Sometimes older horses have baggage which explains why they are older and not started. Those can be tricky. Often though, they are just horses that got missed for one reason or another. Stella is one of the latter.
I haven’t started the older horses any differently than the younger horses. Every horse has his or her individual strengths (and weaknesses). It is the job of the trainer to build on the strengths and improve the weak areas. That is one of the joys of training! (When you get it right!)
Thirty day wonders are not my thing. I really like to try to build a nice horse with really good basics that can perform in an arena and out on the trail. I can usually get a solid start on one in about three months, which for me is about 60 rides, but that’s what it is–a start. A “finished” all around horse that can show and do ranch or mountain work will take me three to five years. (And even finished horses have to be maintained.)
Stella has been here about 19 days and I have 12 rides on her. Whoo! well on her way to the five year mark! LOL. She will be here up to 90 days. I did a few days of tying and ground work to assess her personality.
I saw that when she free lunged, she was quite forward at the trot and sprinted at the lope, but she didn’t buck, rear or sull up. Yay! I like to see NO airs above ground. It makes the first rides way less dramatic.
She is bit tense though, so the primary challenge is to help her relax into new tasks while moving her training forward.
Her biggest defensive move is to stiffen her neck into a flexless board. This makes steering and pretty much everything else rather difficult!
We are spending a lot of time asking her to soften her neck so she can follow her nose in a nice circle or bend her neck and move her hindquarters. Both will really help with steering and using herself more fluidly.

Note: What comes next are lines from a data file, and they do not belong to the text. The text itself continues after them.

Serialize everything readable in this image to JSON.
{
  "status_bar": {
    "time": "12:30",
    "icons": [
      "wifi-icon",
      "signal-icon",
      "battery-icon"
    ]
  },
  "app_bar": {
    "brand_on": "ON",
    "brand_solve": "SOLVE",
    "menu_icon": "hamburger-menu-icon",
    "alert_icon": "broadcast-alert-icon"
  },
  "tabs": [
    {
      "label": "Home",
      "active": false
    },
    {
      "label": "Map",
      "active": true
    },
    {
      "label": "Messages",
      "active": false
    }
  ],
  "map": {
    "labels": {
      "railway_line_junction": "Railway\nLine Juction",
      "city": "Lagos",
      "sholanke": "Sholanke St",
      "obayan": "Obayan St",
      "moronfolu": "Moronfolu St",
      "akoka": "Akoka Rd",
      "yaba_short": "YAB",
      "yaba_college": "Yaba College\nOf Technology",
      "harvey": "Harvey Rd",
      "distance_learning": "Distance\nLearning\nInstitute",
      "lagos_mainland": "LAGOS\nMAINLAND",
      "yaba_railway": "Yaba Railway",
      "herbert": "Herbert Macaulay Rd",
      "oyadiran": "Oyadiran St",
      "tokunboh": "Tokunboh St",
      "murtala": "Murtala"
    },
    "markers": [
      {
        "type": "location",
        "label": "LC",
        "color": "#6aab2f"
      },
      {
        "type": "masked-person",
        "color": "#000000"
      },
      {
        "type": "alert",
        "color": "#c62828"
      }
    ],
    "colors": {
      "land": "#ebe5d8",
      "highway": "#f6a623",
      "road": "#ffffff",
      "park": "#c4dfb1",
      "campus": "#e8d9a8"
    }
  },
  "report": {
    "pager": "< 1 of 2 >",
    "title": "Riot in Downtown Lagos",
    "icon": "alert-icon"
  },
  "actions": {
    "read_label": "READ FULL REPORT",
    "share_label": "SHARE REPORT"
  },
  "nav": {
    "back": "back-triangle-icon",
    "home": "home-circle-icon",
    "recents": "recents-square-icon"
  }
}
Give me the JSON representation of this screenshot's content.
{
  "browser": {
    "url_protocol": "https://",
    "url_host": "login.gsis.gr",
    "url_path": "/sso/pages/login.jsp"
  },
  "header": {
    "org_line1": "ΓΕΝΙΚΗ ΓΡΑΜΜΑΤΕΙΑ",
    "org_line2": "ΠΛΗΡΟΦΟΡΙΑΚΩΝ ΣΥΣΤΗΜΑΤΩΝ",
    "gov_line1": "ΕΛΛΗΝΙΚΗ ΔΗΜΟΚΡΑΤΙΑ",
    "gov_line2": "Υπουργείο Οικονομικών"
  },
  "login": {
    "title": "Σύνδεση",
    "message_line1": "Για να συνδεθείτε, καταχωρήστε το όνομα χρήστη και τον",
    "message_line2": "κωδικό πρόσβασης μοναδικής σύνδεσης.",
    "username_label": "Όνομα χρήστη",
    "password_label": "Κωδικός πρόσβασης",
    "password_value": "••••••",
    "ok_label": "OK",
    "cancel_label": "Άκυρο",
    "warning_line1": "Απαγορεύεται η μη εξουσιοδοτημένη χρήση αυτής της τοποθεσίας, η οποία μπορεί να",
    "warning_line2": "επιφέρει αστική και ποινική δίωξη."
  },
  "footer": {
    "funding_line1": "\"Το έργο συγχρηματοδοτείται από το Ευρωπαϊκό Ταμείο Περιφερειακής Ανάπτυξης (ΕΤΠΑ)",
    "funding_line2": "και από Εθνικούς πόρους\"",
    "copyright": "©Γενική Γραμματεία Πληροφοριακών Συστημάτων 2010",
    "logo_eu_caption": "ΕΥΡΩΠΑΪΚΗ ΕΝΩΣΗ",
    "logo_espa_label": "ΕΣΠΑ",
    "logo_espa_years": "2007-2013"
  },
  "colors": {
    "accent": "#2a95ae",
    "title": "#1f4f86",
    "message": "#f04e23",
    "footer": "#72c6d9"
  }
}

So far, at 12 rides in, she is moving nicely forward at the walk, starting to find a sweet jog, and loping on both leads, but without a lot of cadence (because she has only three days worth of loping under her girth!).
She did well in the round pen under saddle on day 7, so on day 8 I wanted to try some other locations. That day, it kept trying to rain, so we rode from shelter to shelter (30 feet), and up and down by the tie rails while a drop or two fell on us.
On ride 10 we did a trail ride in which she went forward, did not spook, but would have preferred to do the whole thing at a long trot rather than the sedate amble I had in mind.
And for more adventure, we hauled to Ed Krausses twice. Stella watched Lucy work cows both times and on trip number two we had ride 11 in Ed’s arena.
She is a nice moving, pretty and friendly mare with a lovely eye. Once we get enough wet saddle blankets, we ought to have a horse!